Annaly has paid out over $20 billion in dividends since its inception in 1997, and is averaging a roughly-10% yield over the past two decades. Anytime it trades around or below its book value is a great opportunity to dive in.
AT&T: 7.9% yield
A fourth perfect dividend stock to buy if there’s a stock market crash is telecom behemoth AT&T (NYSE:T). Similar to Bristol Myers, AT&T is a highly defensive play that provides transparent cash flow in virtually any economic environment.
Although AT&T’s growth heyday is long gone, it does have two catalysts that could keep the profit needle pointing higher through at least mid-decade.

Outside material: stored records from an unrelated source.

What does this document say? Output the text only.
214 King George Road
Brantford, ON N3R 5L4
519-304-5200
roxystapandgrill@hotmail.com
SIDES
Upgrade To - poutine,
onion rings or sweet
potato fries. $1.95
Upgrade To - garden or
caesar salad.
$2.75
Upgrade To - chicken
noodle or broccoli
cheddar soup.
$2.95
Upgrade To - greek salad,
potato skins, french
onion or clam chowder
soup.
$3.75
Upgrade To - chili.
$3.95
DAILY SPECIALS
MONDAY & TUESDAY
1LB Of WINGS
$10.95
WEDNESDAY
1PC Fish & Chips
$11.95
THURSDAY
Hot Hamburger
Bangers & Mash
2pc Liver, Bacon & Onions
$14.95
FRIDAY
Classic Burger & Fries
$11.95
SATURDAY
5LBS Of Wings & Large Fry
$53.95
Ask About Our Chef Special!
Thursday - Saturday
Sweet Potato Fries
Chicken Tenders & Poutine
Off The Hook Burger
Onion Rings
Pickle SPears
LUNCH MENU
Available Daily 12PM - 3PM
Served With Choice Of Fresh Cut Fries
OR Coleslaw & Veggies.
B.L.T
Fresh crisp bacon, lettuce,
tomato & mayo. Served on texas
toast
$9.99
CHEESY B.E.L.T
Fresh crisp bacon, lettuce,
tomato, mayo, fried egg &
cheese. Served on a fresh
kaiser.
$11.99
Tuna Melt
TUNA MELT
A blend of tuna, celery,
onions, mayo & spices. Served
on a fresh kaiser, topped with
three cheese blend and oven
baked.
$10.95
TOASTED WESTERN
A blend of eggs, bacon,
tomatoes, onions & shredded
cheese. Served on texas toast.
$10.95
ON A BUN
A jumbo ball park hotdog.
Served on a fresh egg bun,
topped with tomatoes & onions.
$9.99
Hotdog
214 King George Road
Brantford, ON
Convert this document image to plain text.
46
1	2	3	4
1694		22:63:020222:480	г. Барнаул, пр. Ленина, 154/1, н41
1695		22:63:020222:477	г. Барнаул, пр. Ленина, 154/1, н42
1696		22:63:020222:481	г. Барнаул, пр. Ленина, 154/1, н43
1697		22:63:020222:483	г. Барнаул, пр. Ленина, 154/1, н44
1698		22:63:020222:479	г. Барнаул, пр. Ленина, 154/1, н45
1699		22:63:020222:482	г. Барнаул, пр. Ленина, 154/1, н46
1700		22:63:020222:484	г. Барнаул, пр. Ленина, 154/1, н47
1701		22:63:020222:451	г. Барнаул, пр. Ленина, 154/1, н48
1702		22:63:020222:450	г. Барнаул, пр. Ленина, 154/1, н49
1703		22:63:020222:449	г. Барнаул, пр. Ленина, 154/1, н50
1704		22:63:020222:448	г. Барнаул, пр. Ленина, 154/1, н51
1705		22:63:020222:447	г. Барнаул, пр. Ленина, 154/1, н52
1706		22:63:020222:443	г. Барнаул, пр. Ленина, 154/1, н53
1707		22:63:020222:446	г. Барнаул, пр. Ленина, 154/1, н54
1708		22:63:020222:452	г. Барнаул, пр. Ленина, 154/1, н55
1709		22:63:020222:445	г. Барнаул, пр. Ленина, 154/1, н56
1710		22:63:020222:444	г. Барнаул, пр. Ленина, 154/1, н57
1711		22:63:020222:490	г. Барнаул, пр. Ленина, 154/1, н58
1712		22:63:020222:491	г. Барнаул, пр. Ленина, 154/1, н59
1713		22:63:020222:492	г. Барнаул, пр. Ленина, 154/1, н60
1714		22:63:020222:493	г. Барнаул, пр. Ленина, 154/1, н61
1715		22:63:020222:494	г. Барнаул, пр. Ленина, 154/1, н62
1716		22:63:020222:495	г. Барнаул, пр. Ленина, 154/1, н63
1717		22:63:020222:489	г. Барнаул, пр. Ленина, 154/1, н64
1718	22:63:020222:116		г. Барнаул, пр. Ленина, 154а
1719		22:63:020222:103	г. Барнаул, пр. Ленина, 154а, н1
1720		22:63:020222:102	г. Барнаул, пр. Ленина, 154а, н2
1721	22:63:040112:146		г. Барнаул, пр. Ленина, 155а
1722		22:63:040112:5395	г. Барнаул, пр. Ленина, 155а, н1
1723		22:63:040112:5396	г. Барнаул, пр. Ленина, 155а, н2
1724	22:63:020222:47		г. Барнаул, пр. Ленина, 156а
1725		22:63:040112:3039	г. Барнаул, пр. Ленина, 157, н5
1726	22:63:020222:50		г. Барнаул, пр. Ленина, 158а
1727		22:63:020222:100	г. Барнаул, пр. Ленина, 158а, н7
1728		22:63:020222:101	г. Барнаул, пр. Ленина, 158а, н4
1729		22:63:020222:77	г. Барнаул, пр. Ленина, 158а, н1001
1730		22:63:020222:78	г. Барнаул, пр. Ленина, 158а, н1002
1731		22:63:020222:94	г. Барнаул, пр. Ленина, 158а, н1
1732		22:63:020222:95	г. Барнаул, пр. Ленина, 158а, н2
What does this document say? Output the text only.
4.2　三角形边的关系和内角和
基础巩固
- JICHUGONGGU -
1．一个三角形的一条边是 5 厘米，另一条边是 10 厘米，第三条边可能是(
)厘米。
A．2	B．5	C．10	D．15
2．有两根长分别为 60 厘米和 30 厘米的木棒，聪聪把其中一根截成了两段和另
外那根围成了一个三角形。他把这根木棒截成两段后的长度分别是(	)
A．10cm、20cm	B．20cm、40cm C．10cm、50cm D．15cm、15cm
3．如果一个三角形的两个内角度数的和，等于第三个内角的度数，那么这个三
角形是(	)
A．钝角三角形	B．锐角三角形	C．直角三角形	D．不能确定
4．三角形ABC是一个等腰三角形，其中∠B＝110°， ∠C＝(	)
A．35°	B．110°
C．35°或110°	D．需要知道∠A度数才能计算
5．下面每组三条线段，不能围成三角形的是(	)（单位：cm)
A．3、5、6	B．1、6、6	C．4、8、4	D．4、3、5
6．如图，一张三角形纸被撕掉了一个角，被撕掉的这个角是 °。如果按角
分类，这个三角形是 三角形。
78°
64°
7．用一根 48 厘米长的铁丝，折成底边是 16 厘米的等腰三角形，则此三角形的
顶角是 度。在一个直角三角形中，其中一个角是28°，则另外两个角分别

To begin with, AT&T is one of the companies leading the 5G wireless infrastructure rollout. Upgrading the company’s wireless capabilities won’t be cheap, nor will it happen overnight. But considering that AT&T generates its juiciest margins from data, the increased data consumption that’ll accompany faster download speeds should provide a steady boost for its wireless segment.
The second core catalyst is the pending spinoff of content arm WarnerMedia, which will be merged with Discovery to create a new media entity. Assuming this spinoff and merger closes, the combined entity will have more than 85 million streaming subscribers and a considerably larger library of original content, and will eventually be able to reduce its annual operating expenses by more than $3 billion.
To build on this point, AT&T will use the WarnerMedia spinoff as an opportunity to modestly reduce its dividend and put its wireless operating cash flow to work to reduce its debt load. A multiple of just eight times Wall Street’s consensus earnings for 2022 doesn’t accurately reflect the opportunity that lies ahead.